La ministre Kathleen Weil présentera un projet de loi d’ici la fin de la session parlementaire.

Données personnelles: les partis ne s’entendent plus

EXCLUSIF / Les partis politiques représentés à l’Assemblée nationale ne s’entendent pas sur les modalités devant permettre au Directeur général des élections du Québec (DGEQ) de vérifier la nature et la provenance des données personnelles qu’ils récoltent — et l’utilisation qu’ils en font. L’unanimité qu’ils ont affichée en avril a éclaté, a appris Le Soleil.

De la friture est apparue sur la ligne censée conduire à la présentation et à l’adoption d’un projet de loi devant conférer des pouvoirs accrus au DGEQ pour lui permettre d’enquêter sur la collecte de données personnelles par les partis politiques.

Un comité consultatif auquel participent le DGEQ et les partis représentés à l’Assemblée nationale s’est réuni à deux reprises sur cette question. Or, aucun consensus n’est apparu entre eux. Le sujet a vite été vu comme sensible. Aucune autre rencontre n’a été programmée.

Les représentants des partis à ce comité ont pris l’engagement de ne rien divulguer de leurs échanges. Il a néanmoins été possible d’apprendre que les trois partis d’opposition, d’un côté, et le gouvernement, de l’autre, ont croisé le fer.

S’appuyant sur le fait que le DGEQ a indiqué qu’il ne pourrait produire aucun état de situation avant l’année 2019, soit après les prochaines élections, le Parti québécois, la Coalition avenir Québec et Québec solidaire ont réclamé la formation d’un comité technique, qui établirait clairement ce qu’il convient de faire — de ne rien précipiter, autrement dit.

Au sein du gouvernement Couillard, on veut toutefois procéder rapidement.

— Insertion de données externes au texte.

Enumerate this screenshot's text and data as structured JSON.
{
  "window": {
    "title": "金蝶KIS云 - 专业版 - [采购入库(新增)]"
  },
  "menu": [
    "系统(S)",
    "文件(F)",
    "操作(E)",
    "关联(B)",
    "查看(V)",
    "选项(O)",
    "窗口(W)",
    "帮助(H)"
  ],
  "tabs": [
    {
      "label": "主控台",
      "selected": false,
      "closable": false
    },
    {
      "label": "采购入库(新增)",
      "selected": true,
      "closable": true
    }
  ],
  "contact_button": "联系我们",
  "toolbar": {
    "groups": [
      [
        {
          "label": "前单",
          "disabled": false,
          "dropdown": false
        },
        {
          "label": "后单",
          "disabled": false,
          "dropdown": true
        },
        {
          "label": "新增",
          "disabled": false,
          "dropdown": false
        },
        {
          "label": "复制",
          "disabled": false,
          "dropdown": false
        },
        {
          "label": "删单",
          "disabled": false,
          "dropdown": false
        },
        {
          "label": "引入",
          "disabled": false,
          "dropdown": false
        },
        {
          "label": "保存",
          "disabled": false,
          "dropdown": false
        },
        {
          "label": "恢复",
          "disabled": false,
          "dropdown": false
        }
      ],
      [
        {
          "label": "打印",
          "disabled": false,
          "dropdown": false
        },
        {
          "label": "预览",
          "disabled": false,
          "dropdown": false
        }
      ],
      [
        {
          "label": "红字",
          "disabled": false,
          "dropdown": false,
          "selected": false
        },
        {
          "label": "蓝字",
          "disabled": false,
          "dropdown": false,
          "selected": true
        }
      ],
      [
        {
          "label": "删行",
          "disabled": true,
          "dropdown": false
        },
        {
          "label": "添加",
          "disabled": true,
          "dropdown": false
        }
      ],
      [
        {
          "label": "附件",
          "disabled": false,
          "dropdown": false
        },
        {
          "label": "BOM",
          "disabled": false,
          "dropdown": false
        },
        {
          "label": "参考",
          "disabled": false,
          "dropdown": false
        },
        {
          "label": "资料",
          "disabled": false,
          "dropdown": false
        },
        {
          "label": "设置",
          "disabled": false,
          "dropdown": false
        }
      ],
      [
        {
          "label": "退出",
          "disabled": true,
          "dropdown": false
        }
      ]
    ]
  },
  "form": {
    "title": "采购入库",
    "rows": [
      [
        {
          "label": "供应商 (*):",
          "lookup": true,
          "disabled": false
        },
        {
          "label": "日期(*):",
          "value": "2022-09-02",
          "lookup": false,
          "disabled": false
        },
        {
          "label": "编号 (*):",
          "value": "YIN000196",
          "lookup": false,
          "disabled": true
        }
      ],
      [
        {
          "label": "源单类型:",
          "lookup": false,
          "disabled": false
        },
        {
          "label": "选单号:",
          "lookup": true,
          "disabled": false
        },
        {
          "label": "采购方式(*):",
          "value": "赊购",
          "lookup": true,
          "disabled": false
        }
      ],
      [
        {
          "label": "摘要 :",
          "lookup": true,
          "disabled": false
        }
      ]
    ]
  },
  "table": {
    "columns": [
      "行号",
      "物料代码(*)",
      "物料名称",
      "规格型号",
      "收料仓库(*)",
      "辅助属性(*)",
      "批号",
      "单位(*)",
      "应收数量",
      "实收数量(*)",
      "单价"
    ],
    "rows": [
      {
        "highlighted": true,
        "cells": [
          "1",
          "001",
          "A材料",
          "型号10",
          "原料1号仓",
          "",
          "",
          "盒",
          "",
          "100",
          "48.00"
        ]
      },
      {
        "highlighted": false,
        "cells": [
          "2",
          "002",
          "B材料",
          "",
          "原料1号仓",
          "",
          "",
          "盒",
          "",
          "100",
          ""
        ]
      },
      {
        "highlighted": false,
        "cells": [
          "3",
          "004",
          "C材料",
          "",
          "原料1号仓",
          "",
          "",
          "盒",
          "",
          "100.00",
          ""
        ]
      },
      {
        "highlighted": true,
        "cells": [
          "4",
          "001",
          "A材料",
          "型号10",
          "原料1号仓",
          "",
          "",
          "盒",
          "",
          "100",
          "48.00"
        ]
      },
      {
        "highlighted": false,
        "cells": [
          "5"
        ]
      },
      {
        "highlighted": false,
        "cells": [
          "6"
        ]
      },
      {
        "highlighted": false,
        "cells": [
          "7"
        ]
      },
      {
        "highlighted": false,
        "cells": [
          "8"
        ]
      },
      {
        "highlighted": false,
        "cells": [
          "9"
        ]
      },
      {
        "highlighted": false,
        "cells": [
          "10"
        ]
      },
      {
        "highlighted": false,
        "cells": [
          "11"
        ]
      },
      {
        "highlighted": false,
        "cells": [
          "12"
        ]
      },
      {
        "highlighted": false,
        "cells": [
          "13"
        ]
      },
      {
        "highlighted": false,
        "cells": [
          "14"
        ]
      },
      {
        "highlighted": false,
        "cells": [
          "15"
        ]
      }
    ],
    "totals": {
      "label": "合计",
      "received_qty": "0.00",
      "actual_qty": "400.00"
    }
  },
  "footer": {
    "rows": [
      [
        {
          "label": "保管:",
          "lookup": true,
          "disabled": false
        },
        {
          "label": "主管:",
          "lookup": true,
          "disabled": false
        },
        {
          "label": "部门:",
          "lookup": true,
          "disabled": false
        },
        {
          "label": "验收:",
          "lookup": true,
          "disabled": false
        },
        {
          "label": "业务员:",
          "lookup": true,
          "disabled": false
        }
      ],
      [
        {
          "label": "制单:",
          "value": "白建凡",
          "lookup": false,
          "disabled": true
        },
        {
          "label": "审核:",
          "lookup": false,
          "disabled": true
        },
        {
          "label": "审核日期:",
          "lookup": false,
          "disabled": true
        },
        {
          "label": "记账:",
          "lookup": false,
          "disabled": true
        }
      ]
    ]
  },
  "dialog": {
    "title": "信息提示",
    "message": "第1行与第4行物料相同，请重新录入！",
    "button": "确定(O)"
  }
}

On confie que la ministre Kathleen Weil, responsable du dossier, présentera un projet de loi ad hoc à l’Assemblée nationale d’ici la fin de la session parlementaire.

On a décidé d’aller de l’avant même si aucune entente n’est intervenue entre les partis — et même si aucune ne devait intervenir d’ici là.

Du côté des partis d’opposition, un interlocuteur estime que le gouvernement veut agir rapidement simplement pour montrer qu’il fait quelque chose. Au gouvernement, un autre interlocuteur du Soleil affirme que le PQ, la CAQ et QS tentent de freiner le processus. 

Selon nos informations, la pièce législative de la ministre Weil établirait que le Directeur général des élections peut enquêter sur les renseignements personnels détenus par les partis. L’article 495 de la loi électorale stipule déjà qu’il peut «enquêter ou procéder à des vérifications sur toute matière relative à l’application de la loi ou de ses règlements».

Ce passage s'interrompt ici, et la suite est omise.